On Fri, Jul 14, 2006 at 12:26:12PM +0200, Goswin von Brederlow wrote:
> Jakob Bohm <jbj@image.dk> writes:
> 
> > To work around the "breaks whole system" issue, the following
> > transition plan is proposed:
> >
> >  1. Before uploading the fixed apt, temporarily reconfigure
> >   darcs etc. to NOT include SHA256 values in Packages files at
> >   all (apt-ftparchive has an option to do that).
> >
> >  2. Upload the fixed apt as a minimal change from the apt
> >    version in testing, and coordinate with ftpadmin to push it
> >    quickly through to testing.  Yes, this means holding back
> >    other bug fixes until the change has propagated.
> >
> >  3. Allow 1-3 weeks for users to upgrade to the fixed apt.  Use
> >    the various announce mailing lists to alert users to the
> >    urgency of getting rid of apt versions 0.6.44 to 0.6.44.?
> >    inclusive before the grace period ends!
> >
> >  4. Turn SHA256 back on in darcs etc. this makes the SHA256
> >    security available for real.  But it also means that the
> >    archive can no longer be used by the broken 0.6.44 versions
> >    of apt.  So leave behind (on the ftp server, www server etc.)
> >    a message explaining how users can manually upgrade to a new
> >    apt version by downloading a .tar file and a detached .gpg
> >    signature from ftp.debian.org/debian/tools/something .  (This
> >    would be a hand-built tar file containing replacement .so
> >    files for each of the bad 0.6.44 apt versions and platforms).
> >
> > For the security breakage, patching apt is the obvious fix.
> 
> One could rename the SHA256 field to SHA256v2 (or something) instead
> alowing for both new and old apt to work with both new and old
> Packages files.
> 
> Breaking the format even with a 4 week grace period will result in
> users having broken systems. We had such a transition for the
> debian-amd64 project (with libc6/base-files depends) and even 6 month
> after the transition period user still appeared on the ML unable to
> upgrade from before the transition to current. There will always be
> stragglers.

On second thought, renaming the field (even though the old field use
is not really useful) may be the better option.  The biggest unknown
factor (to me), is if the SHA256 field is already being used by one
or more Debian derived distributions, and if so, if those derived
distributins use the correct or broken value for the field.

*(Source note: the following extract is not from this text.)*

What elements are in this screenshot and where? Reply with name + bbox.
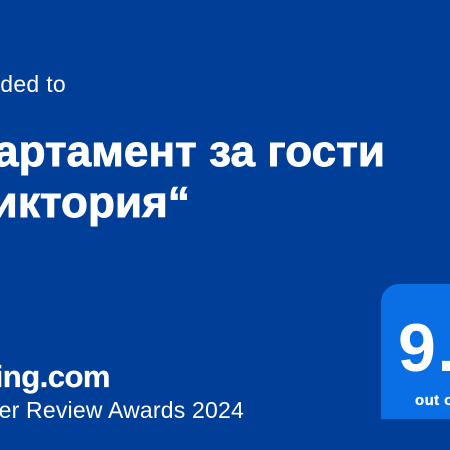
heading: property name [0,127,385,227]
score badge [381,284,450,419]
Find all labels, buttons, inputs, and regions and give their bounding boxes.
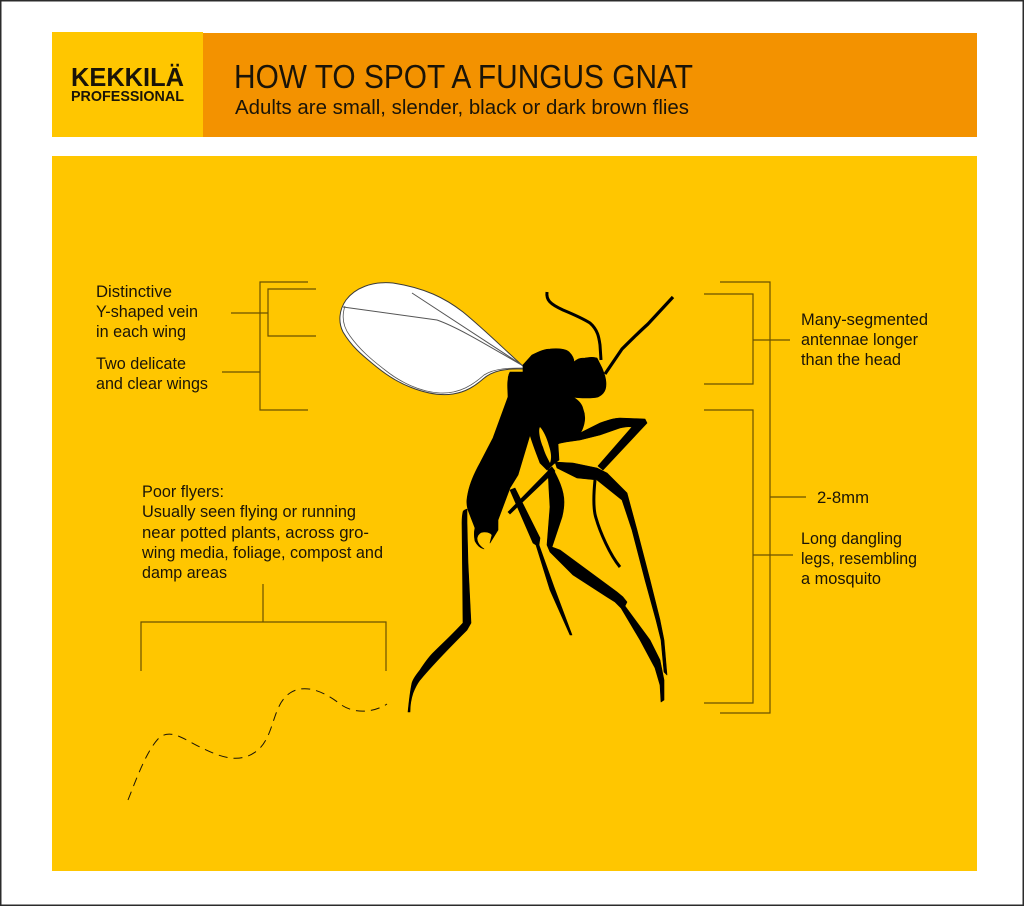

But if no deployed software is currently using the field with its
correct contents, renaming it (and reserving the old name
indefinitely) would indeed be the smoothest overall solution.  As the
field name will appear repeatedly in Packages, Sources, Release and
other key archive index files, the new name should be chosen to match
the following criteria already satisfied by the old name:

  - Short, apt and dpkg store the uncompressed indices on the users
   disk.
  
  - Meaning obvious to the casual observer
  
  - Unlikely to clash with future updates to FIPS180, for instance if
   NIST/NSA release an updated 256 bit algorithm, such an updated
   algorithm is likely to be named SHA256v2 or SHA256v1, just as the
   second edition of 160 bit SHA (FIPS180) was named SHA-1
   (FIPS180-1).

  - A valid identifier in most programming languages, including
   shell, C++ etc.

Since SHA256 is one of the 4 new and similar hash formulas defined in
FIPS180-2, those 4 algorithms are often referred to collectively as
SHA2, with the 4 individual functions distinguished by their size in
bits.  Since none of the other SHA2 algorithms have yet to appear in
the Packages file format, and since the mental ambiguity with SHA224,
SHA384 and SHA512 is trivially dispelled by the size of the value
(256 bits == 64 hex chars), I propose simply calling the field "SHA2"
. If it is later decided to add one of the other bit lengths, that
bit length can use the SHA224/SHA384/SHA512 names that have not been
subjected to a failed implementation.